Abstract
Purpose
The aim of this study was to investigate the most suitable sperm preparation technique to apply in order to obtain a spermatozoon population with minimal DNA damage during in vitro fertilization procedures. We compared four preparation techniques: direct swim-up (DSU), pellet swim-up (PSU), density gradient (DG), and density gradient followed by swim-up (DG-SU), evaluating the effects of each technique on the DNA damage rate, evaluated by DNA fragmentation index of the spermatozoa obtained.
Methods
In this observational study, 98 semen samples from couples undergoing IVF/ICSI cycles were included. Data were collected between April and November 2014 at the ANDROS Day Surgery Clinic, Palermo, Italy.
Result(s)
The percentages of DNA fragmentation were 18.30 ± 10.8 in raw samples, 6.6 ± 5.7 after DSU, 4.2 ± 3.8 after PSU, 12.9 ± 9.9 after DG, and 3.7 ± 4.0 after DG-SU respectively. Compared to the raw evaluation, all the preparation techniques significantly decreased the total rate of the DNA fragmentation (DSU Z = −8.60, P < 0.008; PSU Z = −8.54, P < 0.008; DG Z = −6.42, P < 0.008, and DG-SU Z = −8.60, P < 0.008, respectively). Comparing them, spermatozoa with intact DNA after PSU and DG-SU were significantly higher than after DSU (Z = −7.12, P < 0.008; Z = −6.59, P < 0.008, respectively) and after DG (Z = −8.41, P < 0.008; Z = −8.60, P < 0.008, respectively). The difference between PSU and DG-SU was not significant (Z = −2.21, P = 0.03).
Conclusion(s)
There are, above all, two techniques of sperm preparation which allow for the recovery of spermatozoa with the lowest DNA fragmentation rate. Furthermore, given low costs and reduced time, we believe that PSU is the best option in the treatment of semen samples during IVF/ICSI.
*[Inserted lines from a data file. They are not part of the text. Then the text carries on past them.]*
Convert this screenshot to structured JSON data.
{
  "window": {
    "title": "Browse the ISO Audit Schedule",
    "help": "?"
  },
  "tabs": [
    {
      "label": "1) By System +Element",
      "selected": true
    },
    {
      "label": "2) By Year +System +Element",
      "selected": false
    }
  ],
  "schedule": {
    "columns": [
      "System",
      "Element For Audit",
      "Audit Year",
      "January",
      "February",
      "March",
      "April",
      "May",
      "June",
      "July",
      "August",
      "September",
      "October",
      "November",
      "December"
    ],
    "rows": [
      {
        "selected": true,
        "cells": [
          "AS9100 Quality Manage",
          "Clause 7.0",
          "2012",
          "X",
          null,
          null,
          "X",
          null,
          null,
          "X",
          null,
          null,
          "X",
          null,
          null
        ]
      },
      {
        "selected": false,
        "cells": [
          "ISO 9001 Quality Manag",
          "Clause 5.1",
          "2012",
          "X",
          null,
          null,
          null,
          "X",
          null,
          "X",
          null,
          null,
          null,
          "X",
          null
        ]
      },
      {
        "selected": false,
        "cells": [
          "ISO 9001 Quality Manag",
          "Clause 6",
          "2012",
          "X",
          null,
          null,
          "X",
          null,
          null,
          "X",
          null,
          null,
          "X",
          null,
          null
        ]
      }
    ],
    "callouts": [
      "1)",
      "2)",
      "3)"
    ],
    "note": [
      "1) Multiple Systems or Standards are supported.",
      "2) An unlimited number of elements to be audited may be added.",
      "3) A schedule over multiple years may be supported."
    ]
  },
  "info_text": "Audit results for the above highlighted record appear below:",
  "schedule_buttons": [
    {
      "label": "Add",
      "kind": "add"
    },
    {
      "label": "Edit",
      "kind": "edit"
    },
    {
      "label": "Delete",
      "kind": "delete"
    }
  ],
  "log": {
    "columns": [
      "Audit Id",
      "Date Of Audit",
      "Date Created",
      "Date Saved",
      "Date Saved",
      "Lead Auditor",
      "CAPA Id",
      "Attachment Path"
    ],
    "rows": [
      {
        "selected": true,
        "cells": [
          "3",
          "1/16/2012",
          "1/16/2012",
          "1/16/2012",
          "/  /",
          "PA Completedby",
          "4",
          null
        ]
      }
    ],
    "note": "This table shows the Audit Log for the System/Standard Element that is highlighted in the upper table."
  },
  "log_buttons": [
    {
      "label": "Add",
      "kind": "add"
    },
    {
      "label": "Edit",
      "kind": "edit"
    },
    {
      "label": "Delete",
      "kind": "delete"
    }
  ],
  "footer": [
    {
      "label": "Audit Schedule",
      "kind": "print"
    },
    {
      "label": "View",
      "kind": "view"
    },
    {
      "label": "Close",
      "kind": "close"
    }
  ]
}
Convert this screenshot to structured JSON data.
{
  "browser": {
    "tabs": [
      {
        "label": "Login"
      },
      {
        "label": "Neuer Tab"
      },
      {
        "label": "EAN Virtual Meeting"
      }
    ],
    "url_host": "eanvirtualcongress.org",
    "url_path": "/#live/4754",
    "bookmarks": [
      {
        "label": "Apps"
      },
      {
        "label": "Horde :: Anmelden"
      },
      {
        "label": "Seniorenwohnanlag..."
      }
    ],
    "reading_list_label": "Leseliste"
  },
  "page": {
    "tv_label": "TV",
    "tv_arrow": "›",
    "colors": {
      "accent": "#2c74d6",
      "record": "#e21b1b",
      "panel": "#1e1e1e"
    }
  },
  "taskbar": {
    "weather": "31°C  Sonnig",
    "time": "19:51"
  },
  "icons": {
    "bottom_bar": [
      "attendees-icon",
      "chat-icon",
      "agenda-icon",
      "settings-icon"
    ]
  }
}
Keywords: IVF, Sperm preparation techniques, Sperm DNA fragmentation, Sperm chromatin dispersion test
Introduction
Assisted reproductive technologies (ART) involve a variety of procedures for separating spermatozoa from seminal plasma in order to select the most viable gametes capable of fertilizing the eggs. The main aim of these techniques has long been to gain a population of motile spermatozoa with suitable morphology, although these parameters are insufficient to evaluate the viability of a spermatozoon. The processes, such as membrane modifications (which the spermatozoa undergo on entering the female genital tract) can be partially reproduced in an ART laboratory, and consist of separation and migration techniques. The most common sperm-processing protocols used in routine ART laboratories are those of swim-up and density gradient centrifugation.
According to the WHO laboratory manual for the examination and processing of human semen [1], the swim-up method is useful in selecting motile spermatozoa as it is based on the ability of sperm to swim into the culture medium. This method may be performed by layering the culture medium directly over the semen, or layering the culture medium over the pellet, which is obtained after the centrifugation of the sample. Density gradient centrifugation, which can be performed alone or in combination with the swim-up technique, separates the various cell types, thereby providing a selection of spermatozoa with suitable morphology.
Despite the widespread use of these techniques, there exists no consensus, nor are there any guidelines regarding their use, and to date, it has not been established which techniques are more suitable, also considering costs and execution time [2–4]. The limitations of conventional sperm preparation techniques are due to the inability to investigate the functional competence and the genome (nuclear) integrity of the sperm.
Several studies have shown that sperm DNA fragmentation, involving the presence of single- or double-strand DNA damage, is negatively correlated with ART outcomes. Specifically, this damage concerns failed fertilization, impaired embryo development, and an increased risk of pregnancy loss after IUI, IVF, and ICSI [5–12].
Current methods used to establish the degree of sperm DNA fragmentation may be used only as diagnostic tools, meaning that the cells analyzed in the assays cannot be used for in vitro fertilization [13]. Taking this evidence as our starting point, we posited the question as to whether there was a way to distinguish among four preparation techniques: direct swim-up (DSU), pellet swim-up (PSU), density gradient (DG), and density gradient followed by swim-up (DG-SU), also evaluating the effects of each technique on the DNA damage rate of the sperm population obtained. Although all these techniques reduce the presence of damaged spermatozoa [14], we decided to identify which technique might have the greatest capacity to recruit an amount of spermatozoa with a lower DNA fragmentation index (DFI).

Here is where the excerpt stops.